An employee at a mainland pharmaceutical firm planning to list in Hong Kong mentioned, “We are currently holding initial public offering roadshows there, but with so many companies applying, cornerstone and anchor investors are incredibly busy.”
Pharmaceutical stocks have experienced significant gains in the secondary market this year. As a result, buying shares directly during a listing often offers more potential for future appreciation. This has made investors more inclined to favor pharmaceutical firms for new share allocations. Additionally, pre-IPO companies aim to attract reputable cornerstone investors to endorse their offerings.
The employee explained, “This has led securities firms to organize numerous roadshows for mainland biotech companies. Some major investors in Hong Kong receive five to six presentations in a single day, keeping them extremely busy.”
They also noted, “Our roadshow had to be scheduled based on investors’ availability. With the approach of the Christmas holiday, the schedule for roadshows is tightening.”
A key factor driving this trend is that several innovative Chinese drugmakers have entered into overseas licensing agreements for their experimental drugs with international partners, resulting in sharp increases in their stock prices. The Hang Seng Shanghai-Shenzhen-Hong Kong Innovative Drug Select 50 Index rose 69 percent in the first nine months of the year.
Furthermore, reforms implemented in August to the Hong Kong Stock Exchange’s IPO offering and pricing system have increased enthusiasm among cornerstone investors for pharmaceutical listings. Data shows that 23 drug companies have successfully gone public so far this year, with 16 having cornerstone investors as subscribers.
Six of the companies that listed include industry leaders like Hengrui Pharmaceuticals, which attracted five or more cornerstone investors such as prominent institutions GIC Private, UBS Asset Management, Hillhouse Capital, Lilly Asia Ventures, Boyu Capital, and Clear Lake Capital.
However, as the number of listings accelerates and the momentum of pharmaceutical stocks slows down, cornerstone investors are becoming more selective.
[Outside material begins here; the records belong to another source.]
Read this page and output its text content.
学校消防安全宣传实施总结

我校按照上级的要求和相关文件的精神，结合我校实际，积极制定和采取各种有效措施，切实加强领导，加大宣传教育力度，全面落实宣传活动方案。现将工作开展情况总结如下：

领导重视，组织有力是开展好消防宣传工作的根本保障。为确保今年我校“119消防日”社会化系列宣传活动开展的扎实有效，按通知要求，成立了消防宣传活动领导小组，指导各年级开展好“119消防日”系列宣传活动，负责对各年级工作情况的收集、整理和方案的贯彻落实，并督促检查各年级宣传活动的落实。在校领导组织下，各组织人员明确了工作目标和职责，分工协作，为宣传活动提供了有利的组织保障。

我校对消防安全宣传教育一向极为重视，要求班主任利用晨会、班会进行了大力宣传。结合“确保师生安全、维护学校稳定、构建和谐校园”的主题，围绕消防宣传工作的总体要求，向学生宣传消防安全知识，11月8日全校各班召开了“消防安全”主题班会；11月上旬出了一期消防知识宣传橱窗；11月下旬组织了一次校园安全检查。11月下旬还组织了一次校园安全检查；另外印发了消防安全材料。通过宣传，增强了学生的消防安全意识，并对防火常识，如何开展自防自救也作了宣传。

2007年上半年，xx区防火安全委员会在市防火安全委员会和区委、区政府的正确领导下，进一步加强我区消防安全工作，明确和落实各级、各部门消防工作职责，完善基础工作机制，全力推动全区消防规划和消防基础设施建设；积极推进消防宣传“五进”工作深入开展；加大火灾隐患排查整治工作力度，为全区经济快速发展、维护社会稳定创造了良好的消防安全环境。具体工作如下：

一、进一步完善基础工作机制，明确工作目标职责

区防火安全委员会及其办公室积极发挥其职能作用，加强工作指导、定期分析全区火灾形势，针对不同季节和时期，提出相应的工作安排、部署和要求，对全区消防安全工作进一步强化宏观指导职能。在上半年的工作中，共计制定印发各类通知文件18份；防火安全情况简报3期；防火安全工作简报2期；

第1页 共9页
A pharmaceutical industry investor explained, “Investor enthusiasm for pharmaceutical IPOs has shifted, but some segments are still highly popular. For example, small interfering RNA drugs, antibody-drug conjugates, and artificial intelligence projects continue to draw strong interest.”
Several firms are also expected to list on the Hong Kong exchange in the first quarter of next year, according to an employee at a mainland pharmaceutical company that has applied for an IPO. They added that their company plans to go public during that period as well.
A Hong Kong IPO sponsor commented, “The pharmaceutical sector remains highly attractive. With numerous companies applying to list, capital influx into the industry persists.”
They added, “We expect that top-tier or high-quality investment targets will continue to be in demand.”
Finally, to maximize benefits for issuers, the final offering price must leave some room for future growth, which helps to attract more attention during the roadshow phase, the sponsor concluded.